Não havia nenhuma informação sobre o homem faminto e sujo que se rendeu em um remoto posto de controle pertencente aos aliados curdos dos EUA no deserto sírio. Nada que indicasse seu importante papel nos ataques terroristas de 11 de setembro de 2001, em que mais de 2.900 pessoas morreram. Ele mancava por causa de ferimentos em ambos os joelhos, sua barba estava emaranhada e cheia de piolhos, e ele fugia do Estado Islâmico.
Depois que ele se identificou e foram feitas as verificações, a confirmação veio: era Mohammed Haydar Zammar, o homem que recrutou os sequestradores que realizaram os ataques. Em sua primeira entrevista desde 2001, conduzida na presença dos guardas curdos que o mantêm em uma prisão na cidade síria de Qamishli, Zammar relatou sua excepcional jornada.
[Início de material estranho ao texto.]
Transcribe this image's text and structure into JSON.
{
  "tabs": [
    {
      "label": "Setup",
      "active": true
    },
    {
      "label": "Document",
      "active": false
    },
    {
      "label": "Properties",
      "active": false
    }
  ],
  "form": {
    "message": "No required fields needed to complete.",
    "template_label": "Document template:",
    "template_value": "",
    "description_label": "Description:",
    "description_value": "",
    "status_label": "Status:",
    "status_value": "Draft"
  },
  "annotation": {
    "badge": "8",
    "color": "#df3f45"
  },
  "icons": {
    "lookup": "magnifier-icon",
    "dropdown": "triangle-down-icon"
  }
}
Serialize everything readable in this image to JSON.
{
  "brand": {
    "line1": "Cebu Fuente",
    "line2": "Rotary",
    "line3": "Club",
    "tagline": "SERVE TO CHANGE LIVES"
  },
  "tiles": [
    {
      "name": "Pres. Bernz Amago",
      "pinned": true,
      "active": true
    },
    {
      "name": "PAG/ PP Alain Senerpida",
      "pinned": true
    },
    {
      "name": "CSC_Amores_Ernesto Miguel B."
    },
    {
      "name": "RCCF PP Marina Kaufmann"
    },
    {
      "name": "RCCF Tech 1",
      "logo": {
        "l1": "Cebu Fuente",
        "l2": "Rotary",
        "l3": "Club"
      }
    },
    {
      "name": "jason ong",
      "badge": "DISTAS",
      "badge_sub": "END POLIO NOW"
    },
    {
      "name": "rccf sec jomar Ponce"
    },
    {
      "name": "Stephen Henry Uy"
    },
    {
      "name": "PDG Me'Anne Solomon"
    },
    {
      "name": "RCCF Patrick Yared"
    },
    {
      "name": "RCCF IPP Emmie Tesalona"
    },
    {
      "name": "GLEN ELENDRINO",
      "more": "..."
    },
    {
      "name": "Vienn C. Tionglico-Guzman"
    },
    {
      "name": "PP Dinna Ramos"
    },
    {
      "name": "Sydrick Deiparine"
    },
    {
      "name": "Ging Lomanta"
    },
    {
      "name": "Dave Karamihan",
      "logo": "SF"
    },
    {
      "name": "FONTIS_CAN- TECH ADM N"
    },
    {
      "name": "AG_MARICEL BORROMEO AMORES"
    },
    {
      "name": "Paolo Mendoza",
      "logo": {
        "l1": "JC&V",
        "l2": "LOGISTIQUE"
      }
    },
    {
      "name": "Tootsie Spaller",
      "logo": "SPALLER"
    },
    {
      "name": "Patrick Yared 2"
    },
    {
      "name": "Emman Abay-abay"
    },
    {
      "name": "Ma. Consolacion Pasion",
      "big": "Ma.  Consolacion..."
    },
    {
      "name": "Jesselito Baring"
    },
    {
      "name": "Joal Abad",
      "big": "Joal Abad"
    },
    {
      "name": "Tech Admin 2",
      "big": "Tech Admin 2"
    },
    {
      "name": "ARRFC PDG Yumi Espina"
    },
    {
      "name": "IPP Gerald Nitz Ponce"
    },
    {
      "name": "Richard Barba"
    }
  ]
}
Em sua primeira entrevista a uma agência de notícias dos EUA desde 2001, conduzida na presença dos guardas curdos que o mantêm em uma prisão nos arredores da cidade síria de Qamishli, Zammar relatou sua excepcional jornada. Sua história demonstra até que ponto a ameaça terrorista em constante evolução continua a afetar os Estados Unidos e tem sido, em grande medida, sustentada por um núcleo de militantes islâmicos que envelhecem e cresceram na órbita de Osama bin Laden.
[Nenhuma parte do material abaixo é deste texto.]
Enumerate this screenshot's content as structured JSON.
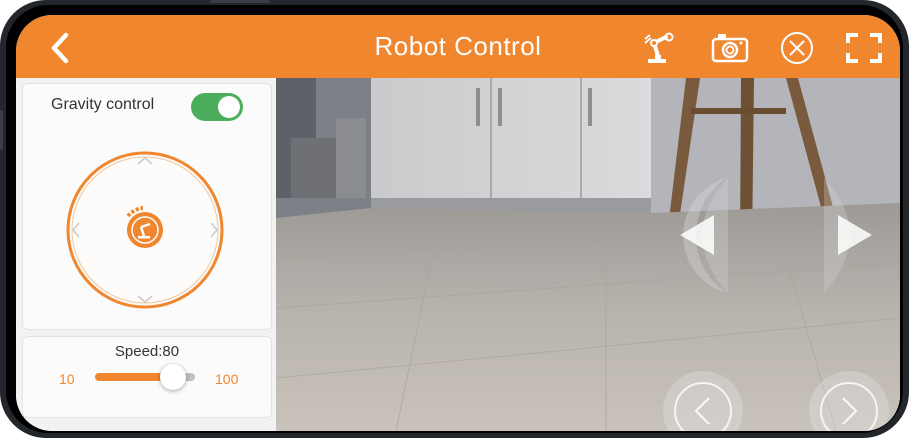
{
  "header": {
    "title": "Robot Control",
    "back_icon": "chevron-left-icon",
    "robot_arm_icon": "robot-arm-icon",
    "camera_icon": "camera-icon",
    "close_icon": "close-circle-icon",
    "fullscreen_icon": "fullscreen-icon",
    "accent_color": "#f0862e"
  },
  "gravity": {
    "label": "Gravity control",
    "enabled": true,
    "toggle_color": "#4cae5d"
  },
  "joystick": {
    "up_icon": "chevron-up-icon",
    "down_icon": "chevron-down-icon",
    "left_icon": "chevron-left-icon",
    "right_icon": "chevron-right-icon",
    "center_icon": "robot-arm-icon"
  },
  "speed": {
    "label": "Speed:80",
    "min_label": "10",
    "max_label": "100",
    "value": 80,
    "min": 10,
    "max": 100
  },
  "camera_overlay": {
    "left_arrow_icon": "triangle-left-icon",
    "right_arrow_icon": "triangle-right-icon",
    "prev_icon": "chevron-left-circle-icon",
    "next_icon": "chevron-right-circle-icon"
  }
}
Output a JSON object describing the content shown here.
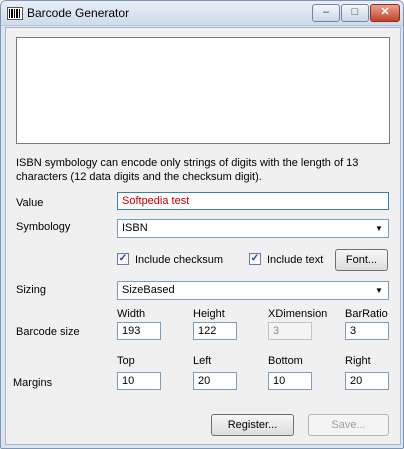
{
  "window": {
    "title": "Barcode Generator",
    "minimize": "–",
    "maximize": "□",
    "close": "✕"
  },
  "description": "ISBN symbology can encode only strings of digits with the length of 13 characters (12 data digits and the checksum digit).",
  "value": {
    "label": "Value",
    "text": "Softpedia test"
  },
  "symbology": {
    "label": "Symbology",
    "selected": "ISBN"
  },
  "options": {
    "include_checksum": "Include checksum",
    "include_checksum_checked": true,
    "include_text": "Include text",
    "include_text_checked": true,
    "font_button": "Font..."
  },
  "sizing": {
    "label": "Sizing",
    "selected": "SizeBased"
  },
  "barcode_size": {
    "label": "Barcode size",
    "width_label": "Width",
    "width": "193",
    "height_label": "Height",
    "height": "122",
    "xdim_label": "XDimension",
    "xdim": "3",
    "barratio_label": "BarRatio",
    "barratio": "3"
  },
  "margins": {
    "label": "Margins",
    "top_label": "Top",
    "top": "10",
    "left_label": "Left",
    "left": "20",
    "bottom_label": "Bottom",
    "bottom": "10",
    "right_label": "Right",
    "right": "20"
  },
  "buttons": {
    "register": "Register...",
    "save": "Save..."
  }
}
A família de Zammar mudou-se para a Alemanha quando ele tinha 10 anos, e ele primeiro tentou participar de conflitos armados em 1982. Ele viajou para a Jordânia em uma tentativa de entrar na Síria para aderir ao braço armado da Irmandade Muçulmana, a Vanguarda de Combate, que estava envolvida em uma revolta contra a família Assad. Ele foi rejeitado pelas autoridades jordanianas, mas na viagem conheceu um homem que teria um grande papel em seu futuro: Mohammed al-Bahaiya, conhecido como Abu Khaled al-Suri, que mais tarde se tornaria uma figura chave na atual guerra síria.
Atualmente com 57 anos, Zammar, que possui dupla nacionalidade, síria e alemã, é uma sombra do homem corpulento e barulhento que já ensinou jovens muçulmanos na mesquita de al-Quds, em Hamburgo, sobre seu dever em travar a jihad em nome dos muçulmanos em todo o mundo e viajar para o Afeganistão para treinamento militar.
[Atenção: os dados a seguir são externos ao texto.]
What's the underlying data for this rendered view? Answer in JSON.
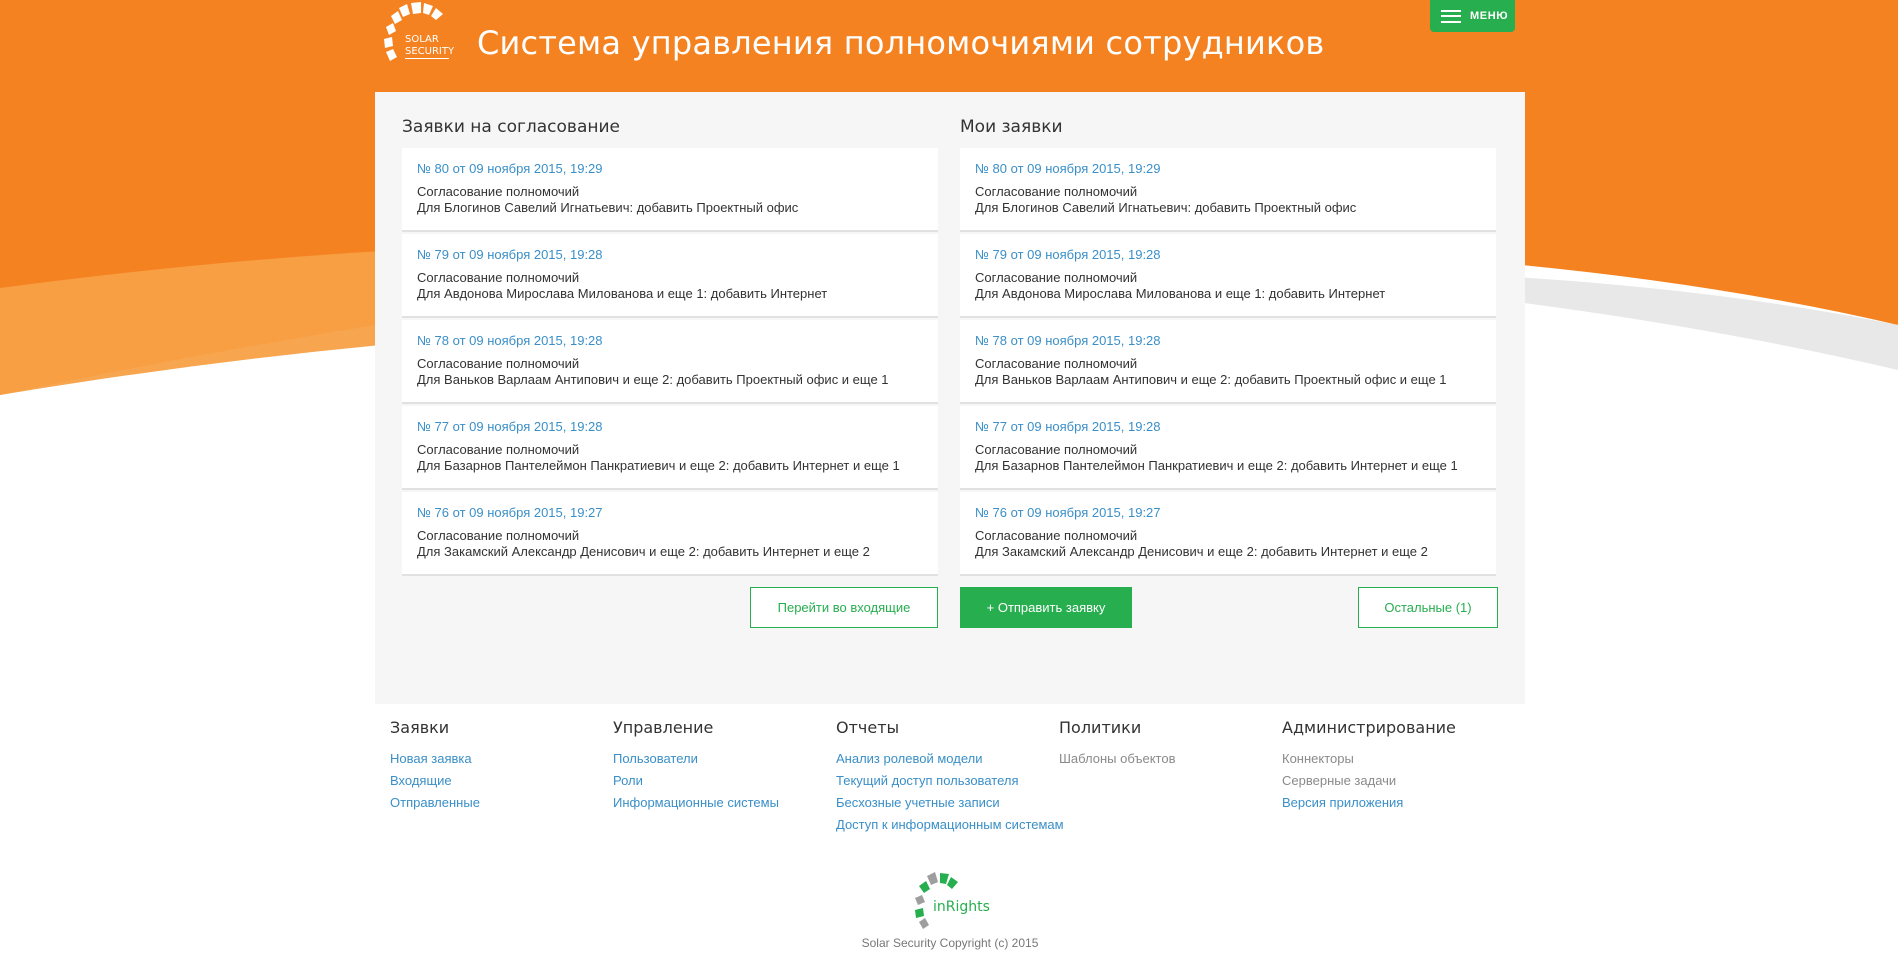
{
  "header": {
    "logo_text": [
      "SOLAR",
      "SECURITY"
    ],
    "title": "Система управления полномочиями сотрудников",
    "menu_label": "МЕНЮ"
  },
  "colors": {
    "brand_orange": "#f58220",
    "accent_green": "#27ae4f",
    "link_blue": "#3a8fc8"
  },
  "approvals": {
    "title": "Заявки на согласование",
    "items": [
      {
        "link": "№ 80 от 09 ноября 2015, 19:29",
        "type": "Согласование полномочий",
        "desc": "Для Блогинов Савелий Игнатьевич: добавить Проектный офис"
      },
      {
        "link": "№ 79 от 09 ноября 2015, 19:28",
        "type": "Согласование полномочий",
        "desc": "Для Авдонова Мирослава Милованова и еще 1: добавить Интернет"
      },
      {
        "link": "№ 78 от 09 ноября 2015, 19:28",
        "type": "Согласование полномочий",
        "desc": "Для Ваньков Варлаам Антипович и еще 2: добавить Проектный офис и еще 1"
      },
      {
        "link": "№ 77 от 09 ноября 2015, 19:28",
        "type": "Согласование полномочий",
        "desc": "Для Базарнов Пантелеймон Панкратиевич и еще 2: добавить Интернет и еще 1"
      },
      {
        "link": "№ 76 от 09 ноября 2015, 19:27",
        "type": "Согласование полномочий",
        "desc": "Для Закамский Александр Денисович и еще 2: добавить Интернет и еще 2"
      }
    ],
    "inbox_button": "Перейти во входящие"
  },
  "my_requests": {
    "title": "Мои заявки",
    "items": [
      {
        "link": "№ 80 от 09 ноября 2015, 19:29",
        "type": "Согласование полномочий",
        "desc": "Для Блогинов Савелий Игнатьевич: добавить Проектный офис"
      },
      {
        "link": "№ 79 от 09 ноября 2015, 19:28",
        "type": "Согласование полномочий",
        "desc": "Для Авдонова Мирослава Милованова и еще 1: добавить Интернет"
      },
      {
        "link": "№ 78 от 09 ноября 2015, 19:28",
        "type": "Согласование полномочий",
        "desc": "Для Ваньков Варлаам Антипович и еще 2: добавить Проектный офис и еще 1"
      },
      {
        "link": "№ 77 от 09 ноября 2015, 19:28",
        "type": "Согласование полномочий",
        "desc": "Для Базарнов Пантелеймон Панкратиевич и еще 2: добавить Интернет и еще 1"
      },
      {
        "link": "№ 76 от 09 ноября 2015, 19:27",
        "type": "Согласование полномочий",
        "desc": "Для Закамский Александр Денисович и еще 2: добавить Интернет и еще 2"
      }
    ],
    "send_button": "+ Отправить заявку",
    "others_button": "Остальные (1)"
  },
  "footer_nav": [
    {
      "title": "Заявки",
      "links": [
        {
          "label": "Новая заявка",
          "muted": false
        },
        {
          "label": "Входящие",
          "muted": false
        },
        {
          "label": "Отправленные",
          "muted": false
        }
      ]
    },
    {
      "title": "Управление",
      "links": [
        {
          "label": "Пользователи",
          "muted": false
        },
        {
          "label": "Роли",
          "muted": false
        },
        {
          "label": "Информационные системы",
          "muted": false
        }
      ]
    },
    {
      "title": "Отчеты",
      "links": [
        {
          "label": "Анализ ролевой модели",
          "muted": false
        },
        {
          "label": "Текущий доступ пользователя",
          "muted": false
        },
        {
          "label": "Бесхозные учетные записи",
          "muted": false
        },
        {
          "label": "Доступ к информационным системам",
          "muted": false
        }
      ]
    },
    {
      "title": "Политики",
      "links": [
        {
          "label": "Шаблоны объектов",
          "muted": true
        }
      ]
    },
    {
      "title": "Администрирование",
      "links": [
        {
          "label": "Коннекторы",
          "muted": true
        },
        {
          "label": "Серверные задачи",
          "muted": true
        },
        {
          "label": "Версия приложения",
          "muted": false
        }
      ]
    }
  ],
  "footer": {
    "product_logo_text": "inRights",
    "copyright": "Solar Security Copyright (c) 2015"
  }
}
O primeiro membro da célula de Hamburgo foi Ramzi Binalshibh, um cidadão iemenita hoje detido em Guantánamo por suspeita de envolvimento na trama do 11 de setembro. Em seguida, ele conheceu Mohamed Atta, o líder dos sequestradores, que pilotou o primeiro dos dois aviões que atingiram as torres do World Trade Center. Zammar lembra de Atta como um “bom rapaz” com “elevados padrões morais”.
Depois vieram os outros: Marwan al-Shehhi, um cidadão dos Emirados Árabes Unidos que dirigiu o avião que atingiu a segunda torre; Ziad Samir Jarrah, o libanês que pilotou o avião que caiu em um campo da Pensilvânia depois que os passageiros dominaram os sequestradores; e outros quatro do grupo que Zammar também convenceu a viajar para o Afeganistão.
“Não foi fácil. Levou tempo. Eles estavam estudando na universidade”, disse ele. “Eu dizia a eles que alguém vai atacar você, sua honra, sua propriedade, enquanto você não pode nem usar uma pistola. Não há país no mundo que não tenha um exército para se defender, enquanto nós muçulmanos não temos.”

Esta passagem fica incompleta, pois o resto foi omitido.